UK fiscal deficit and inflation (rolling 10-year averages)
Source: Bank of England. Note: Deficits are indicated by positive numbers.
Zooming in on the time after the Second World War when the British Empire became history and the UK lost its status as the world’s leading economy, the picture looks even worse than in the United States. In fact, the correlation between deficits and inflation is slightly negative indicating that if deficits rose, inflation tended to drop. In my previous post on the missing link between money printing and inflation, I claimed that monetarists are trying to ride a horse that has been dead for decades. The people who are claiming that deficit spending leads to higher inflation are trying to ride a horse that has never really been alive to begin with.
UK fiscal deficit and inflation since 1940 (rolling 10-year averages)
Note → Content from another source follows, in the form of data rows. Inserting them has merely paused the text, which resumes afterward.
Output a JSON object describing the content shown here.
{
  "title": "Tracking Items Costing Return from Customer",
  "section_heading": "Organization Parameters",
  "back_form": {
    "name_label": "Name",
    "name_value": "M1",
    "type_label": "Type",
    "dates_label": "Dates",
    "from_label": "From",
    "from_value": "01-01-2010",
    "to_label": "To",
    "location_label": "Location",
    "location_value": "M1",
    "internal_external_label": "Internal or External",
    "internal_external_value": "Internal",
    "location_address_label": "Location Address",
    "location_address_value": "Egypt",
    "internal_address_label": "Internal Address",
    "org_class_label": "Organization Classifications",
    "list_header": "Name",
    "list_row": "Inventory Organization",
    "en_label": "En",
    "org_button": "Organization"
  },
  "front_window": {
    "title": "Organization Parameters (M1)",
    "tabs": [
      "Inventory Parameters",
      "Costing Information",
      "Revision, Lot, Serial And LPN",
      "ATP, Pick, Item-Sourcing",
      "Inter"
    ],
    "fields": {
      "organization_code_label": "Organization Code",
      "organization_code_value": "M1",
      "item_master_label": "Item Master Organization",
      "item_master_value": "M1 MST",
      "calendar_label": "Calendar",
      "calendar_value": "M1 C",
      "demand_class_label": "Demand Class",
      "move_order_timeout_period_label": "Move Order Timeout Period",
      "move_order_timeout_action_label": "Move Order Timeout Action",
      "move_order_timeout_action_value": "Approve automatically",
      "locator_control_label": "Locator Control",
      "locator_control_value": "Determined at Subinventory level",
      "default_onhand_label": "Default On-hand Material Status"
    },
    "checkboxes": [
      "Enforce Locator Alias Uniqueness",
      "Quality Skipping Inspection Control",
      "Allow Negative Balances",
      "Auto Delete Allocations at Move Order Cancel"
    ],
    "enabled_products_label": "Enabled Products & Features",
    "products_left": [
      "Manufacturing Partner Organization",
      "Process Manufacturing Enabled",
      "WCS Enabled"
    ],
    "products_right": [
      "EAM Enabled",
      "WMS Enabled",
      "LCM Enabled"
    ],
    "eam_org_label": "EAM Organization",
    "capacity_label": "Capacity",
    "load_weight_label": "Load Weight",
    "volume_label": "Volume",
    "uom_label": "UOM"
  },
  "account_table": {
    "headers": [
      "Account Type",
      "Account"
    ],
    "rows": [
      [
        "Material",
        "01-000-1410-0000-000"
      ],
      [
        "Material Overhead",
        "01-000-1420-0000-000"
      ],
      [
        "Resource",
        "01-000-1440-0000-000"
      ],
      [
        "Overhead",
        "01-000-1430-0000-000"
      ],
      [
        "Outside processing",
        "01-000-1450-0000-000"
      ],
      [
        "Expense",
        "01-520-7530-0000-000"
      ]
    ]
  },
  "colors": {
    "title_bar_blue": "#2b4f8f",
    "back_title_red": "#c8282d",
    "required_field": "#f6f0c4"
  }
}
Source: Bank of England. Note: Deficits are indicated by positive numbers.
I don’t know about others but I don’t overly depend on CPI. For me, my relevant rate of inflation to my reality is not some stats crafted by the government. If the exemptions from CPI data (food, petrol Etc) is where I spend my money on, that’s my “inflation”. There are many things tied to CPI such as COLA (cost of living adjustments) for other big items like Social Security checks so one might wonder if there is no incentive (conscious or otherwise) to keep certain public metrics low. Not saying that horse 🐴 is alive. Just saying I don’t even care
A neatly written article, making a point without excess waffle.
Should be required reading for any MP, or the equivalent around the world - there's even a chart or two for the hard-of-understanding.